La journée d’actions des fonctionnaires demain, première du quinquennat, ne la « choque pas » et ne la « surprend pas. » Mieux, elle « comprend l’impatience des agents » dont « la situation est difficile » après déjà trois ans de gel du point d’indice. Mais la raison l’emporte toujours sur la compassion car « nul ne peut ignorer les contraintes budgétaires. » A l’occasion de ses voeux à la presse, hier, Marylise Lebranchu, ministre de la Fonction publique, a soigné la forme pour mieux rester ferme sur le fond : il n’y aura pas, a-t-elle redit, d’augmentation générale en 2013. « Attention, on est sur le même bateau et si l’action publique était abîmée par des déficits trop forts, que nous perdions une part de souveraineté, vous seriez aussi en difficulté », a-t-elle prévenu les fonctionnaires. Alors que les discussions salariales qui s’ouvriront le 7 février porteront aussi sur 2014 et 2015, la ministre a laissé entendre que la modération budgétaire y resterait de mise. Selon nos informations, des petits gestes, de l’ordre d’une hausse de 0,5 % du point d’indice, seront toutefois envisagés en cas de reprise, même légère, de la croissance.

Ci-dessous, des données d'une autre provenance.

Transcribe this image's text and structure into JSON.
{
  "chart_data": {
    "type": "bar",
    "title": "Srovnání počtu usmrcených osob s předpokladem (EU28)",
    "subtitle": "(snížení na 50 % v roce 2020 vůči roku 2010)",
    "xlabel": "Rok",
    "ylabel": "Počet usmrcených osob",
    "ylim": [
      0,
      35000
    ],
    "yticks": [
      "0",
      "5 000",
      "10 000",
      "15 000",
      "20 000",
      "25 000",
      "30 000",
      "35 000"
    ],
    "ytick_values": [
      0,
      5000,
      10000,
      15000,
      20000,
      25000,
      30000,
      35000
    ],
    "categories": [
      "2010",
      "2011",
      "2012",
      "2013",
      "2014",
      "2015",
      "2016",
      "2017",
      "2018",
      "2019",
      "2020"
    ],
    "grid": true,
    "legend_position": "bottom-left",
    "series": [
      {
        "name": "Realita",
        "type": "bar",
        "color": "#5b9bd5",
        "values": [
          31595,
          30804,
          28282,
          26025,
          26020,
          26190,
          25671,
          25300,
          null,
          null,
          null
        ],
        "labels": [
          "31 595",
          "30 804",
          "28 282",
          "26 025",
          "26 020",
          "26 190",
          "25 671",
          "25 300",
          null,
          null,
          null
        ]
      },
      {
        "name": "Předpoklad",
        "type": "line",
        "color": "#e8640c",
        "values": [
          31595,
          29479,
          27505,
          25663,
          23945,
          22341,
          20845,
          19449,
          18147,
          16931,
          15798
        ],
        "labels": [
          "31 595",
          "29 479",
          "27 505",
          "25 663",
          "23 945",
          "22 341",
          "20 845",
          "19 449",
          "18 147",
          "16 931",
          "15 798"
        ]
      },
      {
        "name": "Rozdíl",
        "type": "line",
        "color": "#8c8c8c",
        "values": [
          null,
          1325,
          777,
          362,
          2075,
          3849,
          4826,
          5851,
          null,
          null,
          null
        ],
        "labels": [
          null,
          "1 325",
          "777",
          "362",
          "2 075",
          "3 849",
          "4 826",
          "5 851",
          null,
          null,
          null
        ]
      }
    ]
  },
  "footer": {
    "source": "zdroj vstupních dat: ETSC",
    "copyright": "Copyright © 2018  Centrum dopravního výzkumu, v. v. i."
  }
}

Pas question non plus de revenir sur les suppressions de postes dans les ministères non prioritaires, autre mot d’ordre de la journée d’action de demain : « C’est la contrepartie aux efforts faits dans l’Education et la Justice, érigés en priorité par François Hollande. C’est clair depuis le début, personne ne peut le nier. »
A défaut de pouvoir dégeler de suite le point d’indice, le ministère est toutefois résolu à s’attaquer à un autre marqueur du quinquennat Sarkozy : la rémunération à la performance des fonctionnaires. « Je vais revenir dessus », confie Marylise Lebranchu aux « Echos », pour qui ce dispositif n’est « pas adapté à la fonction publique » et a constitué « un tract politique » sous la précédente majorité.
L’idée directrice est de revenir sur la prime de fonctions et de résultats (PFR), lancée en 2009 pour les cadres dirigeants et progressivement étendue depuis à d’autres agents de catégorie A (la plus élevée) et même quelques postes en catégorie B. Début 2012 (dernières données disponibles), elle concernait 55.000 agents, pour un coût d’environ 400 millions d’euros. A terme, le précédent gouvernement prévoyait de l’appliquer à quelque 200.000 agents. Les syndicats sont favorables à une refonte de ce dispositif, dont ils combattent depuis le début la philosophie, y voyant, comme Marylise Lebranchu, le corollaire d’une politique du chiffre incompatible avec les valeurs du service public.
Le chantier n’en est qu’à ses débuts mais l’idée directrice est de limiter les primes liées à des objectifs chiffrés aux seules cadres à forte responsabilité. Pour les autres agents, « il est absurde de vouloir lier la rémunération à des résultats individuels que personne ne peut vraiment mesurer », explique l’entourage de la ministre. Qu’ils se rassurent, leur prime ne devrait pas disparaître mais être désormais plus liée à la fonction occupée -et de la sorte devenir du fixe qui ne dit pas son nom… et coûte bien moins cher à l’Etat que des revalorisations indiciaires, soumises à de plus lourdes charges. Une part liée au mérite individuel demeurerait, mais serait « non plus lié à la performance mais à des critères comportementaux », mettant plus en avant la notion de collectif de travail. Ce chantier s’inscrira dans celui, plus vaste, d’harmonisation des primes, dont la part dans la rémunération totale des agents est passé de 10 à 20 % ces 20 dernières années et qui donnent lieu à des politiques très diverses d’un ministère à l’autre. Dans cette même logique de revaloriser le travail d’équipe, le ministère exclut a priori de supprimer l’intéressement collectif des fonctionnaires, timidement lancé en 2012 par la précédente majorité, mais ne s’interdit pas de refondre le dispositif.